Here is my attempt at making a dictionary lookup using lucene. Need some
pointers in optimising. Currently it takes 30 secs for a million lookups
using a dictionary of 500K words about 30x of that of a hashmap. But space
used is almost same as far as i can see in memory sizes looks almost the
same(from the process manager).
private static final String ID = "id";
private static final String WORD = "word";
private IndexWriter iwriter;
private IndexSearcher isearcher;
private RAMDirectory idx = new RAMDirectory();
private Analyzer analyzer = new WhitespaceAnalyzer();
public void init() throws Exception {
this.iwriter =
new IndexWriter(idx, analyzer, true,
IndexWriter.MaxFieldLength.LIMITED);
}
public void destroy() throws Exception {
iwriter.close();
isearcher.close();
}
public void ready() throws Exception {
iwriter.optimize();
iwriter.close();
this.isearcher = new IndexSearcher(idx, true);
}
public void addToDictionary(String word, Integer id) throws IOException {
Document doc = new Document();
doc.add(new Field(WORD, word, Field.Store.NO,
Field.Index.NOT_ANALYZED));
doc.add(new Field(ID, id.toString(), Store.YES,
Field.Index.NOT_ANALYZED));
?? Is there a way other than storing the id as string ?
iwriter.addDocument(doc);
}
public Integer get(String word) throws IOException, ParseException {
BooleanQuery query = new BooleanQuery();
query.add(new TermQuery(new Term(WORD, word)), Occur.SHOULD);
TopDocs top = isearcher.search(query, null, 1);
ScoreDoc[] hits = top.scoreDocs;
if (hits.length == 0) return null;
return Integer.valueOf(isearcher.doc(hits[0].doc).get(ID));
}
On Sat, Jan 16, 2010 at 10:20 PM, Grant Ingersoll <[email protected]>wrote:
> A Lucene index, w/ no storage, positions, etc. (optionally) turned off will
> be very efficient. Plus, there is virtually no code to write. I've seen
> bare bones indexes be as little as 20% of the original w/ very fast lookup.

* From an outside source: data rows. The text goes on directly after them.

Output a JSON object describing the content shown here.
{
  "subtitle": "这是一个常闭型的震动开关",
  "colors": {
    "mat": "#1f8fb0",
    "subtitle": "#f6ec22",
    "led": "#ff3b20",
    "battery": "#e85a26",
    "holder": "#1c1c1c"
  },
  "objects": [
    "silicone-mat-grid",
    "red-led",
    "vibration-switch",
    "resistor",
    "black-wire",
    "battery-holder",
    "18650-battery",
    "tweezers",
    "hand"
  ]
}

> Furthermore, there are many options available for controlling how much is
> loaded into memory, etc. Finally, it will handle all the languages you
> throw at it.
>
> -Grant
>
> On Jan 16, 2010, at 9:10 AM, Robin Anil wrote:
>
> > Currently java strings use double the space of the characters in it
> because
> > its all in utf-16. A 190MB dictionary file therefore uses around 600MB
> when
> > loaded into a HashMap<String, Integer>. Is there some optimization we
> could
> > do in terms of storing them and ensuring that chinese, devanagiri and
> other
> > characters dont get messed up in the process.
> >
> > Some options benson suggested was: storing just the byte[] form and
> adding
> > the the option of supplying the hash function in OpenObjectIntHashmap or
> > even using a UTF-8 string.
> >
> > Or we could leave this alone. I currently estimate the memory requirement
> > using the formula 8 * ( (int) ( num_chars *2 + 45)/8 ) for strings when
> > generating the dictionary split for the vectorizer
> >
> > Robin
>
>